With this one, again, if I push myself to get out of bed and go do things, I find my capacity and pace gradually slow until I find myself doing numbing and distracting things (like scrolling social media or doing mindless, repetitive admin tasks) because my brain is tired but I’m refusing to let it rest. If this is the case, I need to go back to bed, regardless of the time of day. (Even ten minutes lying flat on my back on the floor in a booked meeting room with calming music on can help if this happens while I’m at work!)
Of course, that doesn’t help you get out of bed, but that’s kind of the point: if it’s fatigue, you’re not supposed to get out of bed. You’re supposed to keep resting until getting out of bed naturally feels easier.
And of course of course, that’s easier said than done, because most of us have these pesky things called ‘responsibilities’ that mean we can’t just randomly decide to take four days to spend in bed so our body can get the rest it needs. I say this with all the love in my heart, though, having been through hell and back with burnout myself in the last few years and now having a Very Broken Body, if you’re finding yourself with this kind of Can’t Get Out Of Bed and you don’t currently have time to give your body the rest it needs, you better bleeping well schedule some in asap, because if you don’t, you WILL eventually hit a wall and break.
Ask me how I know.
(And yes, I absolutely KNOW that if you are the kind of person to whom this applies then you are going to be reading this going NUH UH, NOT ME, I *LEGIT* DON’T HAVE TIME TO REST AND I *LEGIT* HAVE TO KEEP PUSHING AND I *LEGIT* CAN and, like, literally nothing I say can dissuade you from clinging to that mentality, which I know, because BEEN THERE, but omg again with all the love in my heart I am smacking you on the head right now because I don’t care who you are and how strong and busy you are and neither does burnout: IT. WILL. COME. FOR. YOU.)
And if you can’t schedule an epic session of ‘time off’, you need to do the exceptionally hard work of streamlining your life: you’re living at 100% capacity 100% of the time right now, which means you don’t have slack when things go wrong or your body needs a break, and you need to be utterly ruthless about clearing stuff out of your life until you’re living it at no more than 75%, max.
That’s hard.
It’s hard and it suck and you will fight it tooth and nail screaming blue murder, throwing the most epic tantrum of tantrums, crying BUT I CAN’T, THERE’S NOTHING I CAN CUT.
Yeah, well, congratulations, you’re choosing to cut out your health.
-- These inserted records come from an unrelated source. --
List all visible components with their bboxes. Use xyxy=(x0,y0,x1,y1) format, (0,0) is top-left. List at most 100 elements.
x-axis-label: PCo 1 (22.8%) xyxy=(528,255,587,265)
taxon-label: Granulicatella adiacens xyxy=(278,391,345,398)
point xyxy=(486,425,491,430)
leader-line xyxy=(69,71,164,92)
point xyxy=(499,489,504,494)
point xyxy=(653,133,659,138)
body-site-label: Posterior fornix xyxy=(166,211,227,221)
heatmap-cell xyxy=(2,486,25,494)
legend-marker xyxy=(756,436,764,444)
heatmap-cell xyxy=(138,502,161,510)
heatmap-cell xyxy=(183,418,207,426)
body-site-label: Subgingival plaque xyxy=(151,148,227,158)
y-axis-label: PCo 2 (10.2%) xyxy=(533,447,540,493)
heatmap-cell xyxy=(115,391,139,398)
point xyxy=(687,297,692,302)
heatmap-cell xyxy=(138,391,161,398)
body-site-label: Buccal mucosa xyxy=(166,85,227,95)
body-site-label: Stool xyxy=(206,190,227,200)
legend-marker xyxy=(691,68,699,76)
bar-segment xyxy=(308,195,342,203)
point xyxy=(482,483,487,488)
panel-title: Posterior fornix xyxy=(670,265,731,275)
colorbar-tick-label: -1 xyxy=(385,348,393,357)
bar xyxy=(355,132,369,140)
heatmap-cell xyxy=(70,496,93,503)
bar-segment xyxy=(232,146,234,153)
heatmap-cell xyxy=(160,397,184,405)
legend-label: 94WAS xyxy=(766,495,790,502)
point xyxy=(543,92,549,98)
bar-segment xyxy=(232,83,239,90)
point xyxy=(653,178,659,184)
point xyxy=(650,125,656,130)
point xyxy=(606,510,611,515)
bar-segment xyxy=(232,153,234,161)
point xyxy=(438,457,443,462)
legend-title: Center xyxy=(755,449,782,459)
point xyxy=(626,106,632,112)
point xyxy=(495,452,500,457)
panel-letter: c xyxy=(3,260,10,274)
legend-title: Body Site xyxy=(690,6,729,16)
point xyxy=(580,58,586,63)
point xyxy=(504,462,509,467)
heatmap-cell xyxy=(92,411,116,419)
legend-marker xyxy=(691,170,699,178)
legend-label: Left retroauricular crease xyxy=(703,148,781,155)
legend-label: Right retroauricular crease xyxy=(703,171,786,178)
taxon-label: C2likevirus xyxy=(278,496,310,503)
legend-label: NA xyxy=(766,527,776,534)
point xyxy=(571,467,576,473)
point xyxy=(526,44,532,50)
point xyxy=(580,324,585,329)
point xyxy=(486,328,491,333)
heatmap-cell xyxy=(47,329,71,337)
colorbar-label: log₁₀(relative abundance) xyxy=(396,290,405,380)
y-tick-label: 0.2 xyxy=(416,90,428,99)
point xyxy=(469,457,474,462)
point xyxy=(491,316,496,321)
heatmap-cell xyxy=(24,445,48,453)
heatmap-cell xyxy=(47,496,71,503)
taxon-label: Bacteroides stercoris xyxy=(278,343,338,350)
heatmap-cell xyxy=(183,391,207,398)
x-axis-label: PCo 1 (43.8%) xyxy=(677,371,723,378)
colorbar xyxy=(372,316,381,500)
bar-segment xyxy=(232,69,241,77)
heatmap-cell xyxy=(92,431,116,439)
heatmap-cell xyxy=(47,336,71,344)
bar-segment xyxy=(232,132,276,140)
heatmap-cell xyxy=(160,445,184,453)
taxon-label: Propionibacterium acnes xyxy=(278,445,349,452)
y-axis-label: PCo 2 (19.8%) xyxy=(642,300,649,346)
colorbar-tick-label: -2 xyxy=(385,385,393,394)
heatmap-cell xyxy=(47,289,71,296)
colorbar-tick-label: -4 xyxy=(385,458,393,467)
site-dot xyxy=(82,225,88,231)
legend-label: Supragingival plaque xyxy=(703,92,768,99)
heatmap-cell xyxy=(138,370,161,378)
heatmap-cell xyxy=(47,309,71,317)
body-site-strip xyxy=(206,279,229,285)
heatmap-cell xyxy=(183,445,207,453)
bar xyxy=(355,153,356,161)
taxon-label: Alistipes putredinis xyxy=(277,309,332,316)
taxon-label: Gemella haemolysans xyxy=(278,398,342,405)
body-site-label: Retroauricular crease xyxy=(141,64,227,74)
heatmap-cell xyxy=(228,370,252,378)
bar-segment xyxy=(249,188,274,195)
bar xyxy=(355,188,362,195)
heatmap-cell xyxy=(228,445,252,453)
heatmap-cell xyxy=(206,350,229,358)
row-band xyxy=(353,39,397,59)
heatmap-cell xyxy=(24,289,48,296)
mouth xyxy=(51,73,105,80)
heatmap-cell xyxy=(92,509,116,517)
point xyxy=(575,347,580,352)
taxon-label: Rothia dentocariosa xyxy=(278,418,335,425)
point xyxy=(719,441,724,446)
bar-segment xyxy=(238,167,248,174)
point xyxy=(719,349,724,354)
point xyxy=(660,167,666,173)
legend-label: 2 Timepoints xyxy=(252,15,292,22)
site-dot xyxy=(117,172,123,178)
Sorry, but that’s just how it is. The energy bill must be paid eventually, and you can do 100% for five years (or ten, or fifteen) and then collapse in a heap and do nothing for the equivalent amount of time you should have rested for, only now you’ll have health issues to go with it, or you can ruthlessly cut to 75% and actually have a life that’s sustainable.
If I sound cranky and mean about this, I am. I broke my body/brain. I do not want you to break yours. But I know full well that if you are the person who most needs to hear this from me, you are the person who is most likely to refuse to listen. This makes me cranky. I am cranky about this.
So, in summary, the easiest and simplest reason you might be stuck in bed is simply that your body needs it. Tough luck. You’re just gonna have to deal with it and enjoy binging TV or books or engaging in some good ol’ fashioned wall staring until your brain/body recover. Do the best you can around your obligate responsibilities and have patience. You’ll be okay again soon.